Die Palatinallinie

      Mit der Übertragung des Verteidigungsschwerpunktes auf einen Ring aus einzelnen Forts, die die zentrale Festung umgeben, entstand im 19. Jahrhundert ein neues Befestigungssystem, das auch Fortfestung genannt wird. Es bestand aus zwei Elementen - der alten Festung (oft auch Zitadelle genannt) und einem Ring vorgeschobener Forts. Die theoretischen Prinzipien der Fortfestung wurden in den meisten europäischen Staaten verwirklicht. Vor allem die Konzeption
der Festung Modlin ähnelt mit ihrer ersten (1806–1812) und zweiten Phase (1830–1840) derjenigen von Komorn. Mit der Erfindung der gedrillten Geschützläufe im Jahre 1859 verschob sich der Schwerpunkt der Verteidigung der Festungskomplexe vom Polygon auf die Forts und die ins Vorfeld geschobenen Verteidigungslinien.

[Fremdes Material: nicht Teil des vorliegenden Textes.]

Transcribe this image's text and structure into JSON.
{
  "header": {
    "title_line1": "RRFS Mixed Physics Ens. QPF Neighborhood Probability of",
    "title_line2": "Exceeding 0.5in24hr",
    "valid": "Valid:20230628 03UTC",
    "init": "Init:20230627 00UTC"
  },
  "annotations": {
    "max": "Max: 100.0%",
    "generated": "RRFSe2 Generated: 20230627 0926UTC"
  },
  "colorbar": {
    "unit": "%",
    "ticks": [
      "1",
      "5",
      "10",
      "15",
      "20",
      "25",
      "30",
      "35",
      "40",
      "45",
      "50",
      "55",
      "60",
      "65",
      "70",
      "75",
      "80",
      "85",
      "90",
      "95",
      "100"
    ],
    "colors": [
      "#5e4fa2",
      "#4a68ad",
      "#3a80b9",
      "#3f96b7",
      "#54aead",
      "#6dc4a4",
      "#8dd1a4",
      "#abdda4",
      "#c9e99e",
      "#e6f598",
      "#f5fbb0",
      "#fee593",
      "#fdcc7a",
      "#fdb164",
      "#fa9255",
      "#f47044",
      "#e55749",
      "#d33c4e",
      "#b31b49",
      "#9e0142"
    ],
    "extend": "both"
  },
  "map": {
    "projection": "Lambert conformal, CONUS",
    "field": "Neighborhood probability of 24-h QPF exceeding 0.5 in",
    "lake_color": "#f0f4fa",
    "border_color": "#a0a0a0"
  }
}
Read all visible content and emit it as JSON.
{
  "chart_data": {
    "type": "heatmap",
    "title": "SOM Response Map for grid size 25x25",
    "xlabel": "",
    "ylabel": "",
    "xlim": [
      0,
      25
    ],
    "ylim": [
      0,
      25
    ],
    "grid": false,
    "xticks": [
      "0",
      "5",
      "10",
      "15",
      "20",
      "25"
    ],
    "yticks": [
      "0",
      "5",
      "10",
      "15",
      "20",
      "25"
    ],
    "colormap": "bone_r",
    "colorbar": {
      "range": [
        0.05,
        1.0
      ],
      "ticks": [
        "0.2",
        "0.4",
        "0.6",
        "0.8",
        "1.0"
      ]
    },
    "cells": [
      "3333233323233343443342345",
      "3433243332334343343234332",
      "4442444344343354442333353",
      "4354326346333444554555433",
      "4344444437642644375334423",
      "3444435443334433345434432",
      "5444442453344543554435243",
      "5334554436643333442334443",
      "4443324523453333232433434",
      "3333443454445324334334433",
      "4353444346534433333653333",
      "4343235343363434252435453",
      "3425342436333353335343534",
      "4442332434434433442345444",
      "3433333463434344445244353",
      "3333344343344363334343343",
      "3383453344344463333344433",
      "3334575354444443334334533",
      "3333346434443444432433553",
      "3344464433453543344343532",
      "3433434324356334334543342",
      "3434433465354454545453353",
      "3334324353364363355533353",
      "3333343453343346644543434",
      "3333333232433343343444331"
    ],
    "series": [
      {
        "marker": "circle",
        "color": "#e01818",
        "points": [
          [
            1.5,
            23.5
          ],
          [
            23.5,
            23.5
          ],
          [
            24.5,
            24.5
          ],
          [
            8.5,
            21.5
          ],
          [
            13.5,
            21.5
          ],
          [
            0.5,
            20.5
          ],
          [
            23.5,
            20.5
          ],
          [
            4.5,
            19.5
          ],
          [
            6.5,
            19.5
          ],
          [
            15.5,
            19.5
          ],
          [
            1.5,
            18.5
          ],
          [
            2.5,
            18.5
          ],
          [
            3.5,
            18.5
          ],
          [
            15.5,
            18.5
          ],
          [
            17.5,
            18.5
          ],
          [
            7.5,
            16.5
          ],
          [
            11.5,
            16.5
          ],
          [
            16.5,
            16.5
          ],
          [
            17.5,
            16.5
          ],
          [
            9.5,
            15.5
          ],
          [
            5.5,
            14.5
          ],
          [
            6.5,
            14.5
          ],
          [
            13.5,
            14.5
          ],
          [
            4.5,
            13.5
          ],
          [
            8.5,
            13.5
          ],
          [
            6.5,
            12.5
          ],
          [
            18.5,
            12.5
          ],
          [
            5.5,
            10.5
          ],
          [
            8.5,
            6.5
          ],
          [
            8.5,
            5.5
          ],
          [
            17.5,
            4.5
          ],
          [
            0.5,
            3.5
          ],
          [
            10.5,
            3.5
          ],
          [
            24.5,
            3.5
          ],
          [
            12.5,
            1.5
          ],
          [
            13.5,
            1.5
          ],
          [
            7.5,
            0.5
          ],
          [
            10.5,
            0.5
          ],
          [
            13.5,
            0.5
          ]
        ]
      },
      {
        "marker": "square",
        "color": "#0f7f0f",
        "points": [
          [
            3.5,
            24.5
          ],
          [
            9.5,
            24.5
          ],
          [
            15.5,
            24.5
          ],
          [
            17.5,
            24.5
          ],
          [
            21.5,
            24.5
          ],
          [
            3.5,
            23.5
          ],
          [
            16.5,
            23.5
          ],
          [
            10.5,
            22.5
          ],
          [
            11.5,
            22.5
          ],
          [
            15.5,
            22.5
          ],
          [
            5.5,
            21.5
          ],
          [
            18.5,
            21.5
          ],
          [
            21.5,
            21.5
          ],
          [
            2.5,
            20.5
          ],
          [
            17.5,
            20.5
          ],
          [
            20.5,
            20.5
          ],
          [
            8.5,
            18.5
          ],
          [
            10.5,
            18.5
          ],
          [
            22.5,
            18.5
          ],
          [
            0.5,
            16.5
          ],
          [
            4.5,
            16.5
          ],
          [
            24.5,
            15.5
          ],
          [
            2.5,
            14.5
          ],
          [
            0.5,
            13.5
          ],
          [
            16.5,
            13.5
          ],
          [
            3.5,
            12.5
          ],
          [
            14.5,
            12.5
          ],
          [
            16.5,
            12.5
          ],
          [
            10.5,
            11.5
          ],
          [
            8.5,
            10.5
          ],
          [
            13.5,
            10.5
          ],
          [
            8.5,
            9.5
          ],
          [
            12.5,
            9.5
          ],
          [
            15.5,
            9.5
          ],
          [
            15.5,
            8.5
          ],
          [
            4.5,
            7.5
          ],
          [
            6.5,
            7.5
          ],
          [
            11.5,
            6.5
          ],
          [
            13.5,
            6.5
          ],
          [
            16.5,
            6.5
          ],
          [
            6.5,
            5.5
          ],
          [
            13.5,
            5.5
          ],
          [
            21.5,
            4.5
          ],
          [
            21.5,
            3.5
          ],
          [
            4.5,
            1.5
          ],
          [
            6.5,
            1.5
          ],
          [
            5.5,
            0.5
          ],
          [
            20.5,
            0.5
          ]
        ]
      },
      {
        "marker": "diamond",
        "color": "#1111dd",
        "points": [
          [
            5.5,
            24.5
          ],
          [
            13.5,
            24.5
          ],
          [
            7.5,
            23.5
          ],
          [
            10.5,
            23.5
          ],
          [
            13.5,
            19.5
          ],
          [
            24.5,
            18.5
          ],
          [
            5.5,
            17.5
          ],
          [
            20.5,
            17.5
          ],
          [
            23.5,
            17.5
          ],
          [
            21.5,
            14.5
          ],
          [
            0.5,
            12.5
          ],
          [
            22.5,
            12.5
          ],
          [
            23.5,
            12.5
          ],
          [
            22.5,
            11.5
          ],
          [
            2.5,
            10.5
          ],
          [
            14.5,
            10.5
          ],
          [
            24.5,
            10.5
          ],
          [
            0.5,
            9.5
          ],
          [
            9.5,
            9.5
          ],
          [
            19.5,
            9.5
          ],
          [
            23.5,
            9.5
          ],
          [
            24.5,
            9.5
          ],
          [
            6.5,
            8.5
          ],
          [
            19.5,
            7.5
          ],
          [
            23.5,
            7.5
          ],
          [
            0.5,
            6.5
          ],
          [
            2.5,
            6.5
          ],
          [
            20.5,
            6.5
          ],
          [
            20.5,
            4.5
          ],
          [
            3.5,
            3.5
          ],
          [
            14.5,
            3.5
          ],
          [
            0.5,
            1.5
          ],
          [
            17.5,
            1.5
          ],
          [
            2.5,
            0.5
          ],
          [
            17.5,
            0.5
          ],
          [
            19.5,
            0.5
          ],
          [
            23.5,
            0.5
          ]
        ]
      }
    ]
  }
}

      Im 19. Jahrhundert waren die Befestigungsanstrengungen der Habsburgermonarchie vor allen von zwei weltpolitischen Vorgaben geprägt: zu Beginn des Jahrhunderts von den Eroberungskriegen Napoleon Bonapartes, in der zweiten Hälfte des Jahrhunderts vom Konflikt zwischen Preußen und Österreich. Der erste Schritt zur Errichtung der Palatinallinie war der Bau einer provisorischen vorgeschobenen Festungslinie, die aus sechs durch Wälle verbundene Reduits etwa drei Kilometer von der zentralen Zitadelle entfernt bestand. Die Befestigungsarbeiten leitete der Neffe Kaiser Joseph II. und Palatin von Ungarn, Josef Anton (1779–1835), und zu seinen Ehren benannte man sie “Palatinallinie” (Palatinalverschanzungen, Linea Palatinale). An ihrer Stelle errichtete man in den Jahren 1839–1847 aus festem Baumaterial eine Verteidigungslinie neupreußischen Typs - ein wichtiges Glied der Fortfestung, auch wenn sie sich nicht durch eine geschlossene Anordnung auszeichnete wie die übrigen vorgeschobenen Forts. Sie besteht aus fünf fünfeckigen Bastionen, die mit weiteren Fortifikationsgliedern zu einer zusammenhängenden Kette verbunden sind. Es bestehen wohl keine Zweifel, daß es sich um den Höhepunkt und Nachklang des Bastionärsystems unter Nutzung aller bisherigen Erfahrungen und Formen des Verteidigungskampfes handelt, der den Übergang des Bastionärsystems zu neuen Verteidigungsformen belegt, denn die vermehrte Anwendung von Stahlbeton und Panzerkuppeln bewirkte Ende des 19. Jahrhunderts eine grundsätzliche Wende im Verteidigungsbau.